"Lihat, panggung ini basah! Nanti peserta bisa terpeleset. Ini juga sound systemnya harus diatur ulang lagi karena kena hujan. Jadinya waktu banyak kebuang. Kalian sudah memilih konsep ini harusnya kalian udah pertimbangkan juga risikonya." Tegur Ibu Pembina OSIS pada Ketua & Wakil OSIS.
Ketua dan wakil OSIS tampak kebingungan. Pandangan mereka tak lepas dari panggung di tengah lapangan sekolah yang kini basah oleh air hujan.
"Gladi resik fashion show akan dimulai 1 jam lagi. Jadi gimana solusinya?" Lanjut ibu pembina sambil melingkarkan tangan kanannya ke pinggang.
Ketua dan Wakil OSIS, Gita saling berpandangan lalu Ketua OSIS yang bernama Andi mulai angkat bicara.
"Baik Bu, apa kami boleh minta waktu 20 menit untuk diskusi terlebih dahulu?"
"Yasudah kalian diskusikan dulu. Kalau bisa pikirkan juga solusinya untuk acara besok. Jaga-jaga besok hujan lagi. Saya bantu atur peserta dulu." Ucap ibu pembina OSIS dengan suara rendah namun tegas.
Kemudian ibu pembina memandang Rafael yang berada sampingnya.
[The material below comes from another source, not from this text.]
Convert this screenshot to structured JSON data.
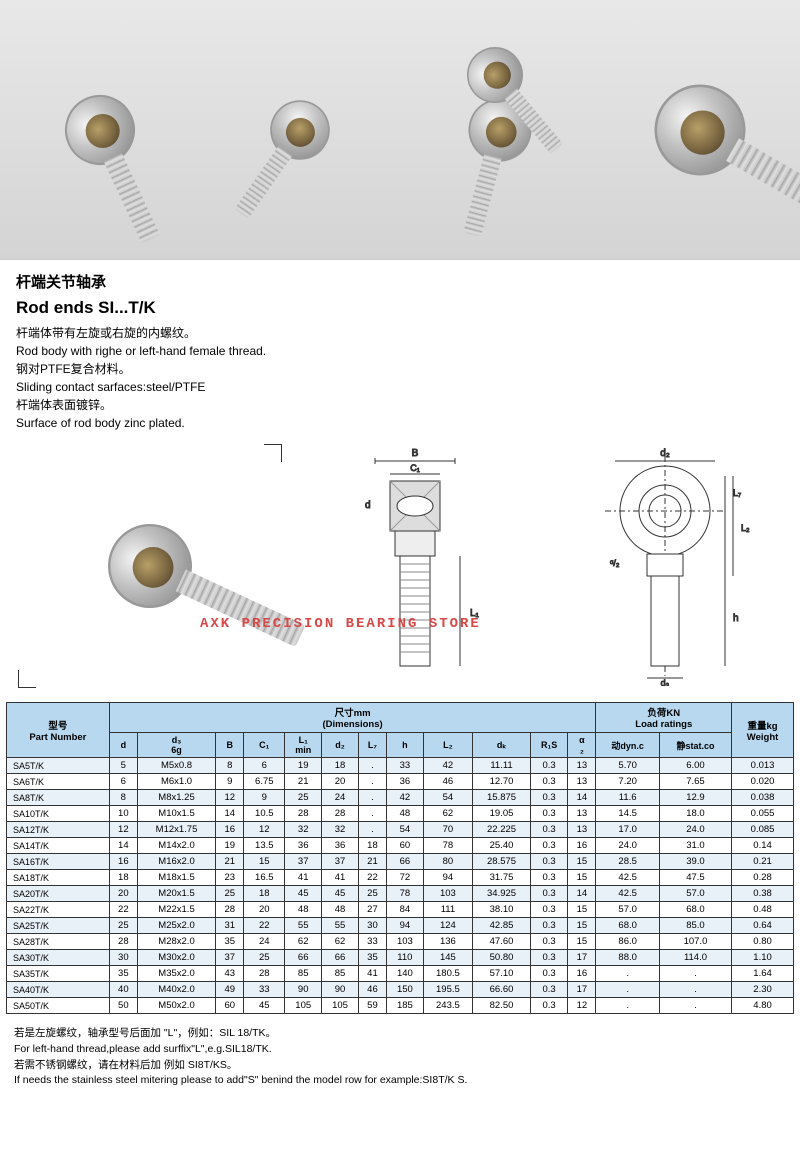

"Dan kamu, saya minta tolong bantu bimbing panitia ya," ucap ibu Pembina sambil memegang pundak Rafael dan diiyakan olehnya.
Setelah ibu pembina pergi, Rafael mendengus keras lalu menatap tajam ketua dan wakil yang kompak menunduk ketika ditatapnya
"Andi,, Gita tolong kamu panggil semua panitia yang handle lomba fashion show ini kecuali panitia yang handle peserta. Lalu panggil juga kakak-kakak yang bagian ngawasin lomba ini. Aku tunggu di meja juri sana." Perintah Rafael sambil menunjuk area juri fashion show.
Andi dan Gita kompak mengiyakan. Sesaat sebelum pergi, Rafael berpikir sejenak.
"Apa Keira sekarang bagian jaga lomba yang di aula?" tanya Rafael
"Iya kak," jawab Gita
"Tolong panggil dia juga," ucap Rafael dengan datar.
-----
Panitia OSIS SMA Victoria disibukkan oleh persiapan lomba Agustusan yang akan digelar esok hari. Di sisi lain mantan pengurus OSIS membantu membimbing dan mengawasi kinerja para panitia OSIS. Termasuk Keira, yang kini mengawasi para panitia yang bertugas mengurus perlombaan di gedung aula sekolah.
Sambil mengawasi jalannya persiapan, Keira melamun sejenak. Dia menggerakkan kaki kiri yang dipasangi gips secara perlahan. Pengumuman LKTI tadi pagi seharusnya membuat Keira bangga, namun entah kenapa justru itu membuatnya merasa gelisah.
||
Saat Keira sibuk memesan makanan, Rina mulai berbisik ke Nara.
"Kita mau pindah tempat. Kamu mau ikut?"
"Gapapa aku disini aja." Jawab Nara dengan singkat.
"Yakin? Kamu ingat kan tadi omongan kita." Ucap Rina yang berusaha mengingatkan Nara.
"Kalau aku ikut, dia pasti juga ikut." Balas Nara dengan datar.
"Hmm..iya sih tapi.." belum sempat Rina menyelesaikan perkataannya, suara Keira menyaut memotong bisikan Rina.
"Kalau kalian gak nyaman disini, pindah aja. Tuh udah ada beberapa meja kosong. Nara biar sama aku aja disini. Ya kan Ra." Saut Keira dengan tegas sembari menatap Nara seolah sedang meminta kepastiannya.
||
Tindakan Rina di kantin masih teringat jelas dalam benak Keira. Dia merasa resah karena Rina tampak berusaha menjauhkan dirinya dari Nara setiap ada kesempatan. Keira membuang napas melalui mulutnya untuk meredakan kekesalannya.
"Kenapa harus dia sih?" Gumam Keira pelan dengan suara ketus.
Lamunan Keira buyar ketika salah satu panitia sie acara menghampirinya karena ada kendala saat persiapan gladi resik fashion show.
-------
"Terus gimana ini, apa mau dipindah panggungnya?" Tanya salah satu mantan pengurus OSIS
Ketua OSIS Andi menjelaskan kalau struktur panggung sudah dipasang sesuai dengan konsep yang dirancang. Jika panggung dipindah di koridor sekolah, panggung di tengah akan jadi sia-sia.